Dysfonctionnement fatal

324 – On se souvient que la fin de l’année 2008 avait été particulièrement riche en faits divers dans le domaine des urgences hospitalières. Au nombre des « dysfonctionnements » graves avait été rapportée l’errance, fatale, d’un patient pris en charge dans la nuit du samedi 27 au dimanche 28 décembre, à la suite d’un malaise survenu peu avant minuit à son domicile d’une commune de l’Essonne. L’homme, âgé de 56 ans, était finalement décédé peu après 6 heures du matin après un cinquième arrêt cardio-respiratoire… à son arrivée à l’hôpital parisien Lariboisière. L’enquête avait rapidement établi que son admission plus précoce en réanimation, le diagnostic de pneumopathie ayant été rapidement posé, n’aurait sans doute pas enrayé l’issue mortelle.

Mais l’affaire ayant, légitimement, ému l’opinion publique, Roselyne Bachelot, ministre de la santé, avait mandaté une enquête de l’IGAS, rendue en mars dernier mais jamais publiée depuis. C’est, assez paradoxalement, l’AMUF (Association des Médecins Urgentistes de France) qui vient de la mettre en ligne sur le site de l’organisation. Paradoxalement car les médecins urgentistes ne sont pas ménagés dans ce travail, au grand dam du Dr Pelloux, charismatique président de l’AMUF, qui n’y voit qu’un « rapport politique permettant à Mme Bachelot de s’en sortir à bon compte » sans porter remède au vrai problème abruptement formulé par la vedette des médias : « Le diagnostic aujourd’hui, c’est que le système des urgences est dépendant de ceux qui veulent travailler. N’importe quel réanimateur, s’il ne veut pas prendre les malades, n’aura aucun compte à rendre. »

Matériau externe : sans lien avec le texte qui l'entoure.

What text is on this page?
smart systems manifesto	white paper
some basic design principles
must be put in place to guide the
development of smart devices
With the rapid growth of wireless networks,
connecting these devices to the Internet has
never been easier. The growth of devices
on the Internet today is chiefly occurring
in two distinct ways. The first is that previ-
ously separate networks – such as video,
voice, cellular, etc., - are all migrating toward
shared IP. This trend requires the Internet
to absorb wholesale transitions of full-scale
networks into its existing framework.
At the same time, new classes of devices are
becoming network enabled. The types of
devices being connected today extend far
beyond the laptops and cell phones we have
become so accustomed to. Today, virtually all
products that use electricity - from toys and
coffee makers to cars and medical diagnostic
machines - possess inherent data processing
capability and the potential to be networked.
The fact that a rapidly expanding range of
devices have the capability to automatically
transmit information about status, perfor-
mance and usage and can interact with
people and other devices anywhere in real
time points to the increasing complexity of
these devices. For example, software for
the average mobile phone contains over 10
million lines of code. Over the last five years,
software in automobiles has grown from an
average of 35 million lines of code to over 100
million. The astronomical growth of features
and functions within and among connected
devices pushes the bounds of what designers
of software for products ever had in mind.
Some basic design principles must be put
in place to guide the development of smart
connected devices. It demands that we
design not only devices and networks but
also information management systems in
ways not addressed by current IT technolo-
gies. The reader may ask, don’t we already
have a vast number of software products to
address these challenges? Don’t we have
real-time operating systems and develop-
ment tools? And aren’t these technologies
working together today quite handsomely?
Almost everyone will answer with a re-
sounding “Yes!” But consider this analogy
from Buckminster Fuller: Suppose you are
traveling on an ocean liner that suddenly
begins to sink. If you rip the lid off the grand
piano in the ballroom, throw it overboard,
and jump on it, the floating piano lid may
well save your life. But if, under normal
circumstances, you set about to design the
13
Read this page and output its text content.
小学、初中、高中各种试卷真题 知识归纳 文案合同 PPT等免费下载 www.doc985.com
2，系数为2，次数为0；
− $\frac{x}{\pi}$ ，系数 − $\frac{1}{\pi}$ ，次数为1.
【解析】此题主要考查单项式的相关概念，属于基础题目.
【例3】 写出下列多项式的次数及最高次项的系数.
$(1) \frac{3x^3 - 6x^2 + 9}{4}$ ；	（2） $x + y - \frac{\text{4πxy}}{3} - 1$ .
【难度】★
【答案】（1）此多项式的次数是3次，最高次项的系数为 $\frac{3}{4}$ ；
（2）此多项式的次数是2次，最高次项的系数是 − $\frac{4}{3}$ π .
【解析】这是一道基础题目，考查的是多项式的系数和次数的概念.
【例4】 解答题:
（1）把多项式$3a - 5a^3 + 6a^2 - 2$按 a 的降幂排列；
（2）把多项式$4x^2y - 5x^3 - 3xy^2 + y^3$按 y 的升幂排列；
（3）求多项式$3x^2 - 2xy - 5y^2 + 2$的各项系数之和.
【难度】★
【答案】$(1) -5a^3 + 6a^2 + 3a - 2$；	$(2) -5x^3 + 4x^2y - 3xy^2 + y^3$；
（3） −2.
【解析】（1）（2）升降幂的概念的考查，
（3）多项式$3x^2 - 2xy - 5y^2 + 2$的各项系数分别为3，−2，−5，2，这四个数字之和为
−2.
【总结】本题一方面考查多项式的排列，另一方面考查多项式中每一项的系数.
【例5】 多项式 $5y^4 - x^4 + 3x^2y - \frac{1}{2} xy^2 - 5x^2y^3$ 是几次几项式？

On se demande ce qu’en penseront ses mandants, mais la reconstitution chronologique de l’enchaînement funeste laisse peu de place au doute : le régulateur du SAMU-91 qui cherchait une place en réanimation pour le malade, a donné une trentaine de coups de fil avant de trouver une place… conditionnée à la réalisation préalable d’une coronarographie quand bien même l’indication, posée par un chef de clinique et relayée par l’interne de garde, était-elle discutée… En fait une suite interrompue d’errements et autres dysfonctionnements auxquels il convient d’ajouter les maux « courtelinesques » inhérents à l’hospitalisation publique : sonnerie sans réponse au standard ici, fléchage défaillant des urgences ailleurs, carence du système CAPRI (Capacité de Réanimation sur Internet) supposé recenser « en temps réel » les capacités de réa disponibles sur les 8 départements d’Ile-de-France… Cruel enchaînement disséqué, minute par minute, par les deux limiers de l’IGAS qui formulent, en conclusion, une dizaine de recommandations, un peu platoniques, dont l’échéancier s’étale de fin 2009 jusqu’à 2011 pour celle consistant à « décloisonner » l’organisation des urgences en Ile-de-France. Mission dévolue au futur directeur d’ARS (Agence régionale de la Santé) dont la nomination est attendue incessamment sous peu.

Un regret cependant : l’enquête fait grand cas de la cascade d’erreurs et problèmes survenus dans la chaîne des établissements publics sollicités dans ce cas malheureux mais ne dit mot de la clinique privée où avait pourtant été identifié un lit de réanimation et où avait été précédemment accueilli, en 9 minutes (!), un autre patient en situation critique.